Sands China’s revenue fell 28.9% to $1.66b, while earnings fell 32.8% to $545m and net income fell 46.8% to $343.2m. Sands credited the decline to the continued “challenging environment in the VIP and premium mass gaming segments.”
VIP table game turnover was down across all Sands’ Macau properties, including the Venetian Macao (-56%), Sands Cotai Central (-55%), the Four Seasons Macau (-55%) and Sands Macao (-52%). The VIP contribution to Sands China’s profit shrunk to 10%, down from 16% in the same period last year.
Mass market table drop was slightly better, down 21% at the Venetian Macao, 23% at Sands Cotai Central, 12.3% at the Four Seasons and 14% at Sands Macao. The mass share of the Macau profit pie fell two points year-on-year- to 51%.
Marina Bay Sands was a beacon of positivity, with revenue up 2% to $750.7m and earnings up 10.8% to $389.7m.
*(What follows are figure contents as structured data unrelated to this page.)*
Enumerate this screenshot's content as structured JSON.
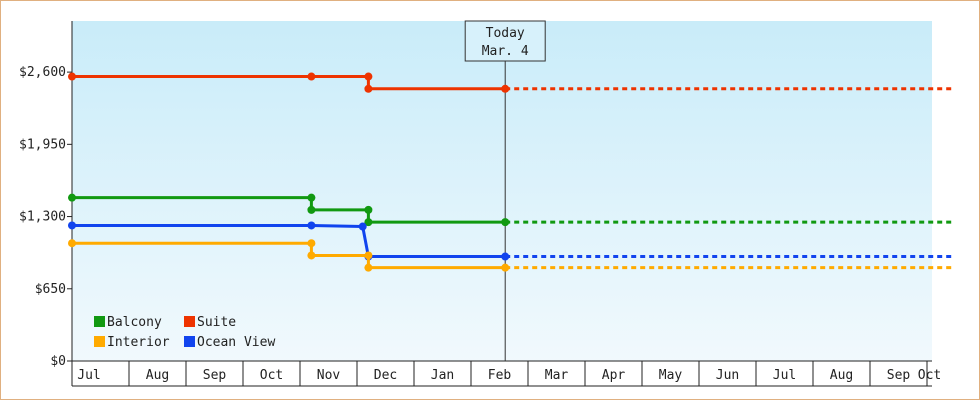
{
  "chart_data": {
    "type": "line",
    "step": true,
    "currency_prefix": "$",
    "x_ticks": [
      "Jul",
      "Aug",
      "Sep",
      "Oct",
      "Nov",
      "Dec",
      "Jan",
      "Feb",
      "Mar",
      "Apr",
      "May",
      "Jun",
      "Jul",
      "Aug",
      "Sep",
      "Oct"
    ],
    "y_ticks": [
      0,
      650,
      1300,
      1950,
      2600
    ],
    "y_tick_labels": [
      "$0",
      "$650",
      "$1,300",
      "$1,950",
      "$2,600"
    ],
    "ylim": [
      0,
      3060
    ],
    "today_marker": {
      "line1": "Today",
      "line2": "Mar. 4",
      "month_index": 7.6
    },
    "forecast_end_month_index": 15.45,
    "series": [
      {
        "name": "Suite",
        "color": "#ee3300",
        "points": [
          {
            "m": 0.0,
            "v": 2560
          },
          {
            "m": 4.2,
            "v": 2560
          },
          {
            "m": 5.2,
            "v": 2560
          },
          {
            "m": 5.2,
            "v": 2450
          },
          {
            "m": 7.6,
            "v": 2450
          }
        ]
      },
      {
        "name": "Balcony",
        "color": "#119911",
        "points": [
          {
            "m": 0.0,
            "v": 1470
          },
          {
            "m": 4.2,
            "v": 1470
          },
          {
            "m": 4.2,
            "v": 1360
          },
          {
            "m": 5.2,
            "v": 1360
          },
          {
            "m": 5.2,
            "v": 1250
          },
          {
            "m": 7.6,
            "v": 1250
          }
        ]
      },
      {
        "name": "Ocean View",
        "color": "#1144ee",
        "points": [
          {
            "m": 0.0,
            "v": 1220
          },
          {
            "m": 4.2,
            "v": 1220
          },
          {
            "m": 5.1,
            "v": 1210
          },
          {
            "m": 5.2,
            "v": 940
          },
          {
            "m": 7.6,
            "v": 940
          }
        ]
      },
      {
        "name": "Interior",
        "color": "#ffaa00",
        "points": [
          {
            "m": 0.0,
            "v": 1060
          },
          {
            "m": 4.2,
            "v": 1060
          },
          {
            "m": 4.2,
            "v": 950
          },
          {
            "m": 5.2,
            "v": 950
          },
          {
            "m": 5.2,
            "v": 840
          },
          {
            "m": 7.6,
            "v": 840
          }
        ]
      }
    ],
    "legend": [
      {
        "label": "Balcony",
        "color": "#119911"
      },
      {
        "label": "Suite",
        "color": "#ee3300"
      },
      {
        "label": "Interior",
        "color": "#ffaa00"
      },
      {
        "label": "Ocean View",
        "color": "#1144ee"
      }
    ],
    "legend_position": "bottom-left",
    "grid": false
  }
}
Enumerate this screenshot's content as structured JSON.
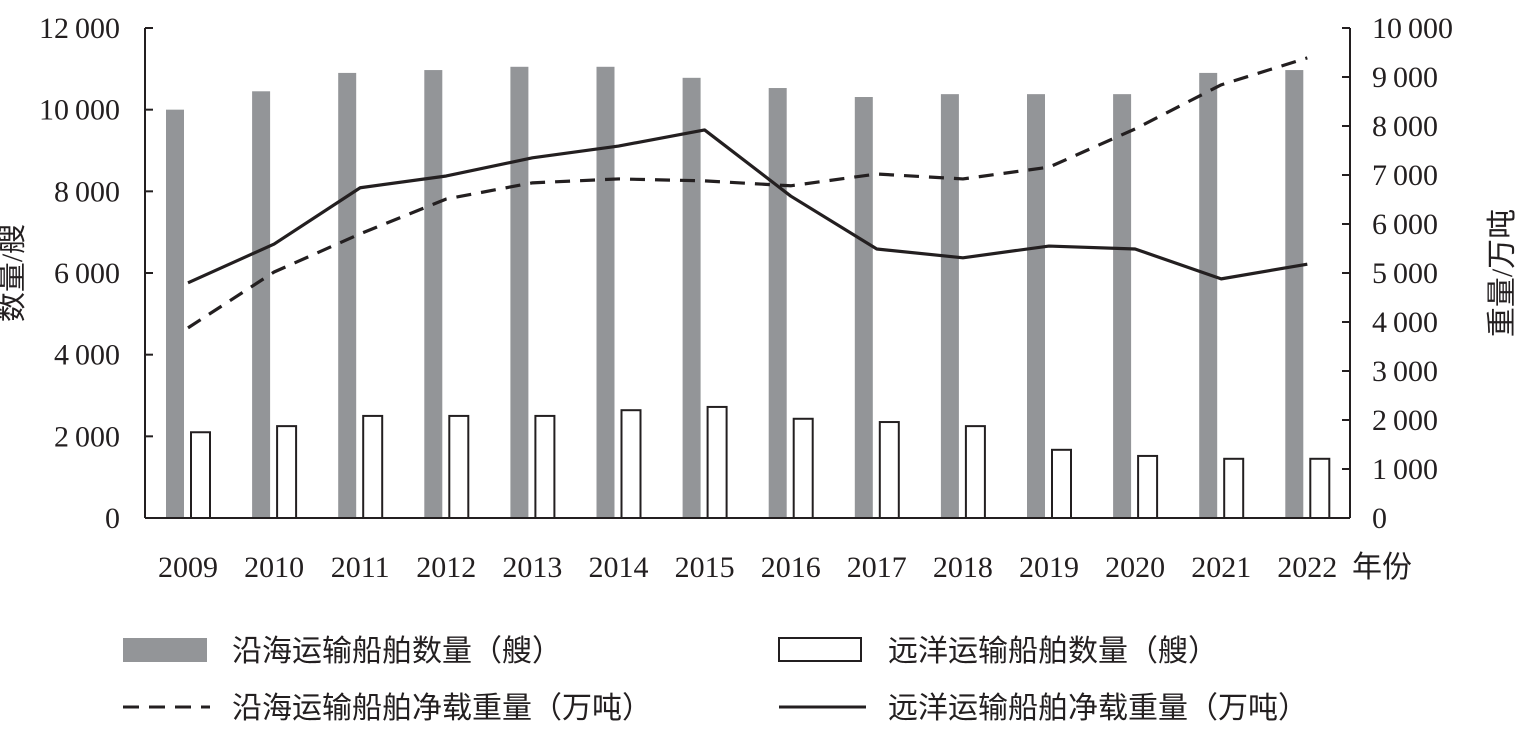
{
  "chart_data": {
    "type": "bar",
    "categories": [
      "2009",
      "2010",
      "2011",
      "2012",
      "2013",
      "2014",
      "2015",
      "2016",
      "2017",
      "2018",
      "2019",
      "2020",
      "2021",
      "2022"
    ],
    "xlabel": "年份",
    "ylabel": "数量/艘",
    "y2label": "重量/万吨",
    "ylim": [
      0,
      12000
    ],
    "y2lim": [
      0,
      10000
    ],
    "yticks": [
      0,
      2000,
      4000,
      6000,
      8000,
      10000,
      12000
    ],
    "y2ticks": [
      0,
      1000,
      2000,
      3000,
      4000,
      5000,
      6000,
      7000,
      8000,
      9000,
      10000
    ],
    "grid": false,
    "legend_position": "bottom",
    "series": [
      {
        "name": "沿海运输船舶数量（艘）",
        "type": "bar",
        "axis": "left",
        "color": "#939598",
        "values": [
          10000,
          10450,
          10900,
          10970,
          11050,
          11050,
          10780,
          10530,
          10310,
          10380,
          10380,
          10380,
          10900,
          10970
        ]
      },
      {
        "name": "远洋运输船舶数量（艘）",
        "type": "bar",
        "axis": "left",
        "color": "#ffffff",
        "values": [
          2100,
          2250,
          2500,
          2500,
          2500,
          2640,
          2720,
          2430,
          2350,
          2250,
          1670,
          1520,
          1450,
          1450
        ]
      },
      {
        "name": "沿海运输船舶净载重量（万吨）",
        "type": "line",
        "style": "dashed",
        "axis": "right",
        "color": "#231f20",
        "values": [
          3880,
          5020,
          5800,
          6510,
          6840,
          6920,
          6880,
          6780,
          7020,
          6920,
          7160,
          7940,
          8840,
          9390
        ]
      },
      {
        "name": "远洋运输船舶净载重量（万吨）",
        "type": "line",
        "style": "solid",
        "axis": "right",
        "color": "#231f20",
        "values": [
          4800,
          5590,
          6740,
          6980,
          7350,
          7590,
          7920,
          6570,
          5490,
          5310,
          5550,
          5490,
          4880,
          5180
        ]
      }
    ]
  }
}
In another case of role reversal, VIP turnover was up over 25% while mass market table drop fell 5.8%.
In Las Vegas, earnings at the Venetian and the Palazzo fell 11.5% to $79.8m despite a 1.3% rise in revenue. Most of the decline was on the gaming side, as softer baccarat play offset a rise in slots handle, pushing gaming revenue down 22.5% to $128m. At Sands Bethlehem in Pennsylvania, revenue rose 13.1% thanks to a 13.5% rise in gaming revenue.
ADELSON POLISHES MACAU’S APPLE
On the subsequent call with analysts, Sands boss Sheldon Adelson (pictured) made a point to strike a far more conciliatory tone than his good buddy Steve Wynn, who threw a minor tantrum last week over the Macau’s government handling of the gaming table allocation issue.
Adelson said Sands had “always been respectful” of the desires of Macau’s government and had more closely followed the government’s direction than any of the Macau casino concessionaires because “our gaming license in Macau is a privilege, not a right.” Adelson said he could always hope for things to be better, but “we’re in China, so let the Chinese decide what they want to do.”
Adelson’s traditional bluster returned as soon as the subject turned to Melco Crown Entertainment’s new Studio City resort. Adelson said he’d studied the figure-8 Ferris wheel at the heart of the building’s architecture and still couldn’t figure out whether the two circles connected.
Sands president Rob Goldstein joked that Adelson was angling for “a free ticket” on the wheel, to which Adelson – one of the richest men on the planet – replied that he’d be happy to pay for a ticket, “but they didn’t have change for a billion.”